Ana Paula já deu declarações homofóbicas ("Tá aí a Aids para mostrar que a união sexual entre dois homens causa uma enfermidade que leva à morte [...]. Não é o ideal de Deus") que lhe valeram uma ação ajuizada pelo Ministério Público.

Marido de Mariana, Felippe Valadão, 42, foi denunciado pelo Ministério Público, em 2022, por intolerância contra religiões de matriz africana. Ele lidera a Lagoinha de Niterói (RJ), que fica num terreno gigante no Piratininga, onde os cultos têm cheiro de pipoca — vendida dentro da igreja.

Na livraria da matriz, em Belo Horizonte, as principais prateleiras são ocupadas por autores como Joseph Nicolosi, um dos principais defensores da "cura gay" nos EUA.

Na Super, a TV da Lagoinha, o autointitulado psicólogo cristão Mizael Silva já se referiu à homossexualidade como resultado de "transtorno hormonal" ou abusos na infância (não há respaldo científico nisso).

"A igreja tem que se posicionar, sim", disse André Valadão em um reels do Instagram, citando "guerra ideológica" travada contra "filosofias mundanas".

Às vésperas do primeiro turno da eleição presidencial de 2022, o pastor abriu uma bandeira do Brasil em seu palco-púlpito em Orlando e orou para que o país ficasse livre das "ideologias do inferno".

Instalada em um terreno de R$ 600 mil por mês de aluguel, em Barueri (SP), está a Lagoinha Alpha. A unidade possui o "maior lago artificial de batismos do mundo", construído em um período de dez dias durante o Genesis Experience 3. Para ter acesso ao evento e a 100% da "experiência espetacular de participar da construção", o fiel paulista da Lagoinha precisava desembolsar R$ 20,3 mil.

A Alpha é comandada por André Fernandes, 35, um dos nomes do futuro da Lagoinha e discípulo de André Valadão, com quem passou um ano na Flórida.

No melhor estilo do novo líder, Fernandes comemorou seu aniversário diante de 4.000 fiéis, com direito a fogos de artifício e cheiro de pipoca no ar. Tamanha é a "vibe" de show dos cultos de Fernandes que, muitas vezes, o pastor faz "stage diving", jogando-se do palco para ser segurado pelo público.

A ascensão de André Valadão à proa da Lagoinha foi "saudável", avalia Fernandes. O pai teria tido um "sonho profético" de que era a hora de se afastar, e o filho teria uma "visão" para os novos tempos, citando o livro de Joel 2:28: "Os vossos velhos terão sonhos, os vossos jovens terão visões".

Nos bastidores, contudo, não falta quem discorde dessa visão.
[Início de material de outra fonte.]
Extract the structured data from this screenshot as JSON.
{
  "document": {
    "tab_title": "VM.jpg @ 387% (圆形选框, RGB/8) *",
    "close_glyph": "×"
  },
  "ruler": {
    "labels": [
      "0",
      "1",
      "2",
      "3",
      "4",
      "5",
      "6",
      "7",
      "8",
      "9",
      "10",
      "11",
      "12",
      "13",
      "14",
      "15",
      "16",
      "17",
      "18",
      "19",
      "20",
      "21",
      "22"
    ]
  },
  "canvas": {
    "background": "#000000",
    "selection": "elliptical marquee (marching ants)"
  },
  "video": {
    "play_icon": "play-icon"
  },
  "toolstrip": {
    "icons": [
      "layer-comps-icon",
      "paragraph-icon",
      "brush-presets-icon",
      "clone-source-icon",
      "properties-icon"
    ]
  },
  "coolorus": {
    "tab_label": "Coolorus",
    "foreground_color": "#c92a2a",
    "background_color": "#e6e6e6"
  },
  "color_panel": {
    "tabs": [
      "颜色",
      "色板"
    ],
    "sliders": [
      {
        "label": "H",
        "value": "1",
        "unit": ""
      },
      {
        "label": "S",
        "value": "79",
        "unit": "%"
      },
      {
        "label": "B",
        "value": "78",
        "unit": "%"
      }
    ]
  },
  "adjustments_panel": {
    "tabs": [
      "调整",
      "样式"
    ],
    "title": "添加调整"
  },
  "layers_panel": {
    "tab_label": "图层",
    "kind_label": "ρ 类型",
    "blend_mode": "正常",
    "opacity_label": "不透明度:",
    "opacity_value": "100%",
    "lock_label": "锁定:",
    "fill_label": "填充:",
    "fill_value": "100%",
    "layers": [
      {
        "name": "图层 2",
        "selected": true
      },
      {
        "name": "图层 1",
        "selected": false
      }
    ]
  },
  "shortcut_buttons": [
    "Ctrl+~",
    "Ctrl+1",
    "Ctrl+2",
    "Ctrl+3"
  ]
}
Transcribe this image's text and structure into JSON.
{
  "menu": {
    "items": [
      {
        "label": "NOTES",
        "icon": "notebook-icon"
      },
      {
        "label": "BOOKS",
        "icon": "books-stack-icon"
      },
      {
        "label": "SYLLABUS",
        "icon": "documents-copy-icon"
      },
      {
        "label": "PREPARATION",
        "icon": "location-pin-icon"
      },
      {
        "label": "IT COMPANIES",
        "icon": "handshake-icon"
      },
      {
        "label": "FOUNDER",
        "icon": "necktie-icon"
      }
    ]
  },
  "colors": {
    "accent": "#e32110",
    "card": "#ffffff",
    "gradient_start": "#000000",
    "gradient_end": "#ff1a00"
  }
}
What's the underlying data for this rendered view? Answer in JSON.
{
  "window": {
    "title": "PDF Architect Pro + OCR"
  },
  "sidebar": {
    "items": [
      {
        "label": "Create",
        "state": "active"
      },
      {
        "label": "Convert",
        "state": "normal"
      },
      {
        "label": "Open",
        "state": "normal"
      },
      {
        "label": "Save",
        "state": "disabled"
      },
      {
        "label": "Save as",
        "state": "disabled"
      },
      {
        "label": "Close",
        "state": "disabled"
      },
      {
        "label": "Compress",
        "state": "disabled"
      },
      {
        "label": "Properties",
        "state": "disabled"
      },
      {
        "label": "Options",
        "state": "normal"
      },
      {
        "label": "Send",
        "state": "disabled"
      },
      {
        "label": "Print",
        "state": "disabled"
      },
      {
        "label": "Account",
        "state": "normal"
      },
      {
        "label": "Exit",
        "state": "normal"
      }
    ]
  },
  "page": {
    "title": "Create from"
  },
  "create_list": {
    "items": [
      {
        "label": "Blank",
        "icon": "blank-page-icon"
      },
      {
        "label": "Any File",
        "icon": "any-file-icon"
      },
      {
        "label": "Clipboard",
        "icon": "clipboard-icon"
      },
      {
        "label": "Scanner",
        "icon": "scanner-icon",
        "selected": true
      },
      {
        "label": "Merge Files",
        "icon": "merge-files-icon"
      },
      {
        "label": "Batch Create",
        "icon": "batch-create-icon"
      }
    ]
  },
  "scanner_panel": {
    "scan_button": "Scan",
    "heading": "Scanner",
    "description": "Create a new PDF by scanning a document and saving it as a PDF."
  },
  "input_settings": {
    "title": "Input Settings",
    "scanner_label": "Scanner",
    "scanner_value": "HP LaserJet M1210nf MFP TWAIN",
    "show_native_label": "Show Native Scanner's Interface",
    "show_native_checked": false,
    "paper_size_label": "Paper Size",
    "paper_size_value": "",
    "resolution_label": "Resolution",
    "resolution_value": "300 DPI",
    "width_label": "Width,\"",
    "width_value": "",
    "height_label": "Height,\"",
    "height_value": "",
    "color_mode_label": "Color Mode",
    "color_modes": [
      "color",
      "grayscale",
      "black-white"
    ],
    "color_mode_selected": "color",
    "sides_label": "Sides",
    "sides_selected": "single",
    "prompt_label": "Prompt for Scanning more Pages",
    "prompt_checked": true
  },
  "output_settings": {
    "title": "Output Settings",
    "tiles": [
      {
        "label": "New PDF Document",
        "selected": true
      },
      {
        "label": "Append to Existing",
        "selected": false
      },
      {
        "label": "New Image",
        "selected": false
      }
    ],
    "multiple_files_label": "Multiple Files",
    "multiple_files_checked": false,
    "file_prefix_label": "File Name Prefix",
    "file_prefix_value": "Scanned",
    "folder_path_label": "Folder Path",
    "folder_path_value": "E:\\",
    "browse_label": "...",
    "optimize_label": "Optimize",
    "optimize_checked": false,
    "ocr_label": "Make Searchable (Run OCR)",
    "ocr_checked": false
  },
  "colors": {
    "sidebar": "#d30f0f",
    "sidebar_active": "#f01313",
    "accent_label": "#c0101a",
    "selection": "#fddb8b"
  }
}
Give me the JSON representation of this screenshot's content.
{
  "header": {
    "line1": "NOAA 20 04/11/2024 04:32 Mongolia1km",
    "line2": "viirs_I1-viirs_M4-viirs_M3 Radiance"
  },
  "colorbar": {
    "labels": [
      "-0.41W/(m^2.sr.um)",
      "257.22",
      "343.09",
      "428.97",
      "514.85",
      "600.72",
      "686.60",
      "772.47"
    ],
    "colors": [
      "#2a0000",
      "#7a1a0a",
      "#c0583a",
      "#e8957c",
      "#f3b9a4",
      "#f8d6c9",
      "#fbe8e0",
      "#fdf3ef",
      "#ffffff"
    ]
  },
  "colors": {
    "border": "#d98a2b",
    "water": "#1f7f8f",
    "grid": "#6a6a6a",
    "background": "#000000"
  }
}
Entre os interlocutores ouvidos pelo TAB, há quem profetize o início do fim da Lagoinha com o afastamento de Márcio — antes, o patriarca amenizaria disputas internas.

"A Lagoinha não se resume a André, Ana Paula e Felippe. Não é dinastia", pondera um interlocutor. "Ainda há pastores dedicados a trabalho social e distribuir cesta básica", acrescentou outro.

Com a saída de cena dos Bolsonaro — que não põem os pés na Lagoinha pelo menos desde a derrota nas eleições —, igrejas como a dos Valadão enfrentam outro dilema comum, como aponta o cientista político Vinicius do Valle, 34, diretor do Observatório Evangélico.

"Muitos pastores profetizaram a vitória de Bolsonaro. Isso tem causado constrangimento, inclusive por pressões de fiéis: 'Ué, pastor, você não disse que era uma guerra do bem contra o mal, que o PT era o demônio? Como fica agora?'"

Procurados pelo TAB, André, Ana Paula, Felippe, Mariana e Márcio Valadão não retornaram os pedidos de entrevista.